Department of International Health, Johns Hopkins Bloomberg School of Public Health, Baltimore, MD 21205, USA.
Department of Civil and Environmental Engineering, School of Engineering, Tufts University, Medford, MA 02155, USA.
Int J Environ Res Public Health. 2021 Feb 28;18(5):2353. doi: 10.3390/ijerph18052353.
Fecal indicator bacteria (FIB) values are widely used to assess microbial contamination in drinking water and to advance the modeling of infectious disease risks. The membrane filtration (MF) testing technique for FIB is widely adapted for use in low- and middle-income countries (LMICs). We conducted a systematic literature review on the use of MF-based FIB data in LMICs and summarized statistical methods from 172 articles. We then applied the commonly used statistical methods from the review on publicly available datasets to illustrate how data analysis methods affect FIB results and interpretation. Our findings indicate that standard methods for processing samples are not widely reported, the selection of statistical tests is rarely justified, and, depending on the application, statistical methods can change risk perception and present misleading results. These results raise concerns about the validity of FIB data collection, analysis, and presentation in LMICs. To improve evidence quality, we propose a FIB data reporting checklist to use as a reminder for researchers and practitioners.

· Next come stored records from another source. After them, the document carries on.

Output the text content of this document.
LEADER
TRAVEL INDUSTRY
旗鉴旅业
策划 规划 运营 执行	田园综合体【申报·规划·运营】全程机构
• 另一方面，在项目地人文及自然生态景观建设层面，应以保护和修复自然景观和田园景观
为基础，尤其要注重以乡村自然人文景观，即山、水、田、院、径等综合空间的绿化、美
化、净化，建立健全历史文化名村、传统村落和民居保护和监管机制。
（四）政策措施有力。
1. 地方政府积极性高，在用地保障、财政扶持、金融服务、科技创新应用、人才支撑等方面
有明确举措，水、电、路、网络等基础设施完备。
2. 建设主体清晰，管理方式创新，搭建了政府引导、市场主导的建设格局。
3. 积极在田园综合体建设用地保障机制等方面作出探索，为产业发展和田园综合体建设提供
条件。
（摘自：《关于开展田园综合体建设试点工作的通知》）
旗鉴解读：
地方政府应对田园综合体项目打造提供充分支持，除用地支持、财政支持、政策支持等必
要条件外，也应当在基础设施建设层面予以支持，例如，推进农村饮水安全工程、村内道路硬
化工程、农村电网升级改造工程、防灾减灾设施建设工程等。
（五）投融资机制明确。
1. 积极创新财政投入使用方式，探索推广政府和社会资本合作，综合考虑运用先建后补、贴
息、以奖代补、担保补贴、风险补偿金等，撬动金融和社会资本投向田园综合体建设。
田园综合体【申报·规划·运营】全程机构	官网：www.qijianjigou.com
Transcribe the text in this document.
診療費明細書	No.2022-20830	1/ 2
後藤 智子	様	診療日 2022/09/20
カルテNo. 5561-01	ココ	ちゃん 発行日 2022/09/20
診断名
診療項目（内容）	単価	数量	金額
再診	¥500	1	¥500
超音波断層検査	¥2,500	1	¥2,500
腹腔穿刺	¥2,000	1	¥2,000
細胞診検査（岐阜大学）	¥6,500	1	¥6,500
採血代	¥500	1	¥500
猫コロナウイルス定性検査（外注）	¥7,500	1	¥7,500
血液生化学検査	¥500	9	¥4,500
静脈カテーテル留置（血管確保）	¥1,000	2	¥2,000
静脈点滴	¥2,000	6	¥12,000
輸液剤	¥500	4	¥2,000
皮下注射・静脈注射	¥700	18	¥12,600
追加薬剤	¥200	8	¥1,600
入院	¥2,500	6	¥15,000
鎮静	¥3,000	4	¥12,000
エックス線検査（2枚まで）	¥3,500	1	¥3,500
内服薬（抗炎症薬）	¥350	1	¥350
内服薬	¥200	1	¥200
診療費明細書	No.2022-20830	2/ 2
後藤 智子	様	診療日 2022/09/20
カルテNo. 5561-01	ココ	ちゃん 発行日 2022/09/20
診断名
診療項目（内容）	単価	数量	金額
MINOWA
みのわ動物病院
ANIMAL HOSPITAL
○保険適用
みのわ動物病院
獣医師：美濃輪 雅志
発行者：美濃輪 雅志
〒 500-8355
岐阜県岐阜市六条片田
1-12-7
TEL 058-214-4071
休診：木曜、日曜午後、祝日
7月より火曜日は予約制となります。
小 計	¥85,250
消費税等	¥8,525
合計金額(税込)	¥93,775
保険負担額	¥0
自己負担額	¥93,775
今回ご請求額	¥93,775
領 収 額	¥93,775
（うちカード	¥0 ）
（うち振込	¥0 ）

粪便指示菌(FIB)值被广泛用于评估饮用水中的微生物污染,并推进传染病风险模型的建立。用于 FIB 的膜过滤(MF)检测技术已广泛适用于低收入和中等收入国家(LMICs)。我们对基于 MF 的 FIB 数据在 LMICs 中的使用进行了系统的文献综述,并从 172 篇文章中总结了统计方法。然后,我们将综述中常用的统计方法应用于公开可用的数据集,以说明数据分析方法如何影响 FIB 结果和解释。我们的研究结果表明,处理样本的标准方法并未广泛报告,统计检验的选择很少有充分的理由,而且根据应用的不同,统计方法可能会改变风险感知并呈现误导性结果。这些结果引起了人们对 LMICs 中 FIB 数据收集、分析和呈现的有效性的关注。为了提高证据质量,我们提出了一个 FIB 数据报告清单,供研究人员和从业者使用,以作为提醒。